У Бернхейма Журден подлетел к восхитительному полотну Сезанна – «красному», понятное дело, – портрету мадам Сезанн… затем переключился на пейзаж. Он ринулся к нему как угорелый, но оказалось, что это не полотно, а
К счастью, этого не произошло. Собравшиеся увидели, как Франц Журден возник на поверхности, весь красный и отдувающийся. На фоне пейзажа он сначала выглядел совсем крошечным, но по мере приближения становился все больше и больше.
Он подошел, чуть сконфуженный, отер пот со лба и пробормотал: «Ну и дьявол этот Сезанн! Ну и дьявол!»
Затем, остановившись перед двумя картинами – натюрмортом с яблоками и портретом старика, – заявил: «Господа, пусть кто-нибудь посмеет сказать, что это не восхитительно».
«Я скажу, месье, – ответил Руо. – Эта не рука, а культя». И Франц Журден был вынужден прикусить язык, ибо в его доспехах обнаружилась пробоина. Живопись для него сводилась как раз к этому вопросу: выглядит рука культей или нет? Что ни говори, как ни крути, а от культи никуда не денешься. Но если человек целых двадцать лет прожил, крича о своем восхищении Сезанном, может ли он признать, что не знает, почему он им восхищается?{4}
Аполлинер кольнул в больное место. Поклонники творчества Сезанна всегда были неумеренны в своих восторгах и всегда терялись при необходимости их обосновать. Художник и теоретик живописи Морис Дени высказался об этом феномене в очень важной статье о Сезанне, опубликованной перед самым открытием ретроспективы и оказавшей решительное влияние на общественное мнение. «Я ни разу не слышал, чтобы хоть один поклонник Сезанна четко и ясно изложил причины своего восхищения, – начал он, – и это происходит даже с художниками, которые на себе прочувствовали обаяние его творчества. Только и слышишь: „качество“, „вкус“, „значительность“, „оригинальность“, „классицизм“, „красота“, „стиль“… Вот о Делакруа или Моне, к примеру, можно высказать обоснованное, четко сформулированное, вразумительное мнение. Но до чего же трудно ухватить главное в Сезанне!»{5} Словно в доказательство этой точки зрения, Роджер Фрай (который перевел статью Дени и в начале 1910 года опубликовал ее в журнале «Берлингтон мэгэзин») двадцать лет спустя завершил свое собственное, первое в истории искусства исследование о Сезанне смиренным вздохом: «И напоследок: мы совершенно не в состоянии объяснить, почему самый незначительный образчик его творчества воспринимается как откровение величайшей важности и что именно наделяет его такой мощной убедительностью»{6}.

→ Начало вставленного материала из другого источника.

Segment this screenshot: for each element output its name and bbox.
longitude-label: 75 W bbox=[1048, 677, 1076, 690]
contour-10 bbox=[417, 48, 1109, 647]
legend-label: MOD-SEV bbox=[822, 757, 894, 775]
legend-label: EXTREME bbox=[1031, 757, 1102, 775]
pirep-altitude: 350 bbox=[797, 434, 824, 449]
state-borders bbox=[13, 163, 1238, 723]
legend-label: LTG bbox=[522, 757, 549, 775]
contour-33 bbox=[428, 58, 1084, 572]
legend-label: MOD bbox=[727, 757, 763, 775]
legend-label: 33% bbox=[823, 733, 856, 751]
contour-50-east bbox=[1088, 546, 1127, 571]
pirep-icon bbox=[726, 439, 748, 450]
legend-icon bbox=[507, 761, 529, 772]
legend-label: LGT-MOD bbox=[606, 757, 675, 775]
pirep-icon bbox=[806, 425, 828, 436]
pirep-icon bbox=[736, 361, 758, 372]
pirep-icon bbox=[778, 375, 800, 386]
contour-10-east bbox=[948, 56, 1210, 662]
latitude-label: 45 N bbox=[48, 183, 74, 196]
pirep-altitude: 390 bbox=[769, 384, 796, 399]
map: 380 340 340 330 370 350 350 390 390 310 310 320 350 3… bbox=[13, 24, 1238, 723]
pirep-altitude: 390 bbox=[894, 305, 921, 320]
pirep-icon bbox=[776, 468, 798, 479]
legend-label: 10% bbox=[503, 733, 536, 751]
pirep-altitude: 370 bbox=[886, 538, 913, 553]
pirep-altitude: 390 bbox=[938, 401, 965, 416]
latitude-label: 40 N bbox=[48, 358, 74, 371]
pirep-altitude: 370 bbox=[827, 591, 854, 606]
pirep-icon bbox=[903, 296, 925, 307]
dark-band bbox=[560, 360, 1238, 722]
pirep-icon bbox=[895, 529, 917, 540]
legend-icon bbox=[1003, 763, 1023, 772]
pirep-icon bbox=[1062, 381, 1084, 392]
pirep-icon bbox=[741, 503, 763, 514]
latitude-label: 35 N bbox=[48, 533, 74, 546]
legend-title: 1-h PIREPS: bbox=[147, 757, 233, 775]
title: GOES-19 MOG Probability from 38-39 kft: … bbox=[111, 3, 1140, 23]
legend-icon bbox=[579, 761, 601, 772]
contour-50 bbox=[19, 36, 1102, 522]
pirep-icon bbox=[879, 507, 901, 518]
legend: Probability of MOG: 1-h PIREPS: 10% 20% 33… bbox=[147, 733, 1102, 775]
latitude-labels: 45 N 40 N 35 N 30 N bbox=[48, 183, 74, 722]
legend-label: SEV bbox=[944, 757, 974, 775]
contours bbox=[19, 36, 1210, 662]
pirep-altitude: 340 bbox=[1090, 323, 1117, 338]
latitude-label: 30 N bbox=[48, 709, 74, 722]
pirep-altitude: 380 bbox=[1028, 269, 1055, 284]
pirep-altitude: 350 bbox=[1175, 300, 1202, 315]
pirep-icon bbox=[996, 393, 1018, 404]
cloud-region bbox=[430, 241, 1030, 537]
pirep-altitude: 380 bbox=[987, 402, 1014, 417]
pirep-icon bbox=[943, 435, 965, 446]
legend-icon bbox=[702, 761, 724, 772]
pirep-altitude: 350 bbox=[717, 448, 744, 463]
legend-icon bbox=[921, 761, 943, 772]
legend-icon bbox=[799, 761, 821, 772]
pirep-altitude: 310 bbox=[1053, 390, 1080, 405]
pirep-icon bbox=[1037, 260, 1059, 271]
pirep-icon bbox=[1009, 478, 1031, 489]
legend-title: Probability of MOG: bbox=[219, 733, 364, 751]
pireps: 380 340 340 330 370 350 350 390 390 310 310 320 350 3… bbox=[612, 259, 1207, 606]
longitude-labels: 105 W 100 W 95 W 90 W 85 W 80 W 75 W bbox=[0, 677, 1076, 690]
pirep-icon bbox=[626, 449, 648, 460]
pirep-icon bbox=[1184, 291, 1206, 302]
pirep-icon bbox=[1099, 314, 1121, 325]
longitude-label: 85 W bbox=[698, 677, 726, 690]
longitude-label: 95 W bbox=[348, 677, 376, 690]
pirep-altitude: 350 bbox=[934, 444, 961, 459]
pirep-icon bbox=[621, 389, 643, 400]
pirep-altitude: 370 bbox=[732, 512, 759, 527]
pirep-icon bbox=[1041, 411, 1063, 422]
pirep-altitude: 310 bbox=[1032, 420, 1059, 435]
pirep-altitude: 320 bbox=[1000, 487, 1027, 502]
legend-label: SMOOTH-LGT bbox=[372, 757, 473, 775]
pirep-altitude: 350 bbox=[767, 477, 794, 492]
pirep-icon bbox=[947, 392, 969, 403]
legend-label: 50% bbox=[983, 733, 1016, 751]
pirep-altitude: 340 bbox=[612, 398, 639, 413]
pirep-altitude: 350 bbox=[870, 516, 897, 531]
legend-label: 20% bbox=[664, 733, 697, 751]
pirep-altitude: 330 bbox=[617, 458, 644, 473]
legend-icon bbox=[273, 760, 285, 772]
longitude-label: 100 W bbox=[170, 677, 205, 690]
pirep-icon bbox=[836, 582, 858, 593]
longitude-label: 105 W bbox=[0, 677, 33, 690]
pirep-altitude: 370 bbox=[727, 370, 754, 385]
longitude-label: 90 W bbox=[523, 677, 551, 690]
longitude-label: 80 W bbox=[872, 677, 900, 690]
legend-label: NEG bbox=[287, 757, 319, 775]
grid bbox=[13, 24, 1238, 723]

Но вернемся к нашим баранам, как сказал бы Сезанн. Франц Журден продолжает осмотр.
Среди дюжины «сезаннов» в галерее Бернхейма имелась ваза с фруктами – вся перекрученная, перекошенная и кривобокая. У месье Франца Журдена возникли кое-какие претензии. Обычно вазы выглядят лучше – стоят прямее. Месье Бернхейм взял на себя труд защитить бедную вазу, для чего призвал на помощь всю любезность, присущую завсегдатаю блестящих аристократичных салонов Империи:
«Сезанн, вероятно, стоял слева от вазы с фруктами. Он смотрел на нее под углом. Сдвиньтесь немного к левому краю полотна, месье Франц Журден… Вот так… Теперь закройте один глаз. Ну разве все не встает на свои места? Как видите, у Сезанна никакой ошибки нет».
На обратном пути в Гран-Пале месье Франц Журден пребывал в глубоком раздумье: наморщенный лоб свидетельствовал о серьезной озабоченности. Наконец, перебрав в уме те баталии, которые ему пришлось выдержать, он произнес – так искренне, что члены жюри чуть не прослезились: «Все эти „сезанны“ у Бернхейма крайне опасны! – И, еще немного подумав, добавил: – Остановлюсь-ка я лучше на Вюйаре»{7}.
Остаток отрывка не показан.